Le copropriétaire va donc payer moins de chauffage, grâce au chauffage payé par les voisins.
Si on doit faire la comparaison, la répartition de l’eau est cohérente puisque l’on paye ce que l’on consomme, alors que pour le chauffage, beaucoup paieront une chaleur dont ils ne profitent pas entièrement et qui participera à chauffer les appartements voisins.
Sur un plan purement éthique, la consommation de chauffage n’est pas relative à la volonté de l’occupant, mais à ses conditions de vie.
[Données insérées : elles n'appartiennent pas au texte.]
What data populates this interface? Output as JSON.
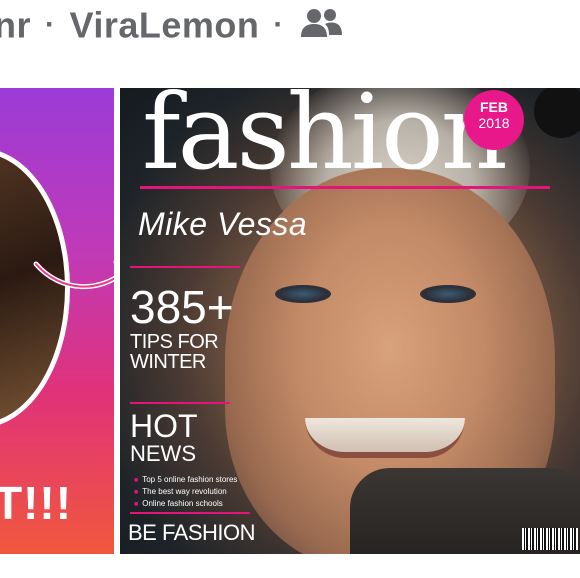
{
  "header": {
    "author_partial": "nr",
    "separator": "·",
    "group_name": "ViraLemon",
    "audience_icon": "group-icon"
  },
  "post_image": {
    "left_panel": {
      "caption_partial": "T!!!",
      "arrow_icon": "curved-arrow-icon"
    },
    "cover": {
      "masthead": "fashion",
      "name": "Mike Vessa",
      "badge_month": "FEB",
      "badge_year": "2018",
      "headline_number": "385+",
      "headline_tips_line1": "TIPS FOR",
      "headline_tips_line2": "WINTER",
      "hot": "HOT",
      "news": "NEWS",
      "news_items": [
        "Top 5 online fashion stores",
        "The best way revolution",
        "Online fashion schools"
      ],
      "footer": "BE FASHION"
    }
  },
  "colors": {
    "accent_pink": "#e3157a",
    "header_text": "#65676b",
    "gradient_top": "#9b3bd6",
    "gradient_bottom": "#f0583d"
  }
}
En effet, une personne retraitée ou sans emploi sera, de fait, plus amenée à rester chez elle, nécessitant un chauffage quasi continu sur la journée.
Si l’individualisation se généralise, ce sont bien les retraités et ménages fragiles qui verront leurs charges exploser en 2017.
C’est d’ailleurs pour cela qu’à l’exception du Syndicat de la Mesure composé majoritairement d’installateurs de frais de chaleurs (et, à présent, des syndics,…) il existe une quasi-unanimité des spécialistes sur l’inefficacité de ce dispositif.
D’ailleurs, la plupart des pays ont refusé de généraliser aveuglement ces dispositifs, à l’exception près de l’Allemagne, où, comme par hasard, se trouve le siège social principal d’« Ista », première société d’installation de répartiteurs de frais de chaleurs. Lobby… quand tu nous tiens !
- L’individualisation renforce le rôle du syndic dans les immeubles collectifs
Décidément, il n’y a pas un sujet où les professionnels de l’immobilier n’essayent pas de sortir leur épingle du jeu.
En effet, selon Jean-François Buet, l’USH et l’ARC critiqueraient l’individualisation des frais de chaleur uniquement parce que cela entraînerait un rôle prédominant du syndic !
Voici ce qu’il dit à ce sujet : « Certes, qui dit individualisation dit renforcement du rôle du syndic dans les immeubles collectifs, à la fois conseil des syndicats de copropriétaires pour le choix du prestataire et la qualité des travaux d’installation, mais aussi garant de la transparence comptable… Peut-être l’un des deux signataires de la diatribe contre les compteurs voit-il cela d’un mauvais œil. »
Ne serait-ce pas un début de paranoïa ? Et la FNAIM pense-t-elle sérieusement que l’USH serait à ce point manipulable pour signer un texte allant à l’encontre de ses propres intérêts de gestionnaire de patrimoine immobilier ?
Rappelons à Monsieur Buet qu’avant que les syndics ne s’attribuent de nouveaux rôles « très prometteurs », les copropriétaires apprécieraient que leurs gestionnaires commencent à régler les problèmes d’installation et d’entretien de compteurs d’eau défectueux qui présentent des répartitions incohérentes.
- Vous parliez de quoi déjà ? Ah oui… « D’indifférence face à la gabegie énergétique » ?
Ce qui est le plus dramatique, c’est que ces mêmes sociétés qui ont installé ces compteurs d’eau (mal entretenus et mal relevés) seront celles qui installeront les répartiteurs de frais de chaleur.
On peut alors s’inquiéter sérieusement de la gravité des litiges qui risquent de se produire si les professionnels de l’immobilier continuent à défendre des projets aussi tortueux qui n’ont qu’un seul but : alimenter des lobbys purement commerciaux.
Bien évidemment, le lecteur, qu’il soit professionnel ou non, se retrouve « le c… entre deux chaises », ne sachant pas qui des professionnels (syndics et professionnels de la mesure de syndics) ou des associations (et autres structures) ont raison.
C’est pour cela que nous allons proposer, aussi bien au syndicat de la mesure qu’à la FNAIM, de réaliser une étude contradictoire sur des immeubles ayant équipés leurs logements de répartiteurs de frais de chaleur.
Nous constaterons alors si ce dispositif a permis une justice sociale et énergétique, s’il a entraîné une réduction des consommations de chauffage supérieures à 15% permettant de compenser largement l’investissement et les coûts d’entretien, de location et de relève, et, de façon plus générale, si son efficacité obtient l’adhésion des occupants.
Sans surprise, nous pensons que ni le syndicat de la mesure ni la FNAIM ne seraient prêts à tenter l’expérimentation, eux-mêmes sachant pertinemment que ce dispositif présente de graves lacunes et dysfonctionnements dans sa mise en œuvre.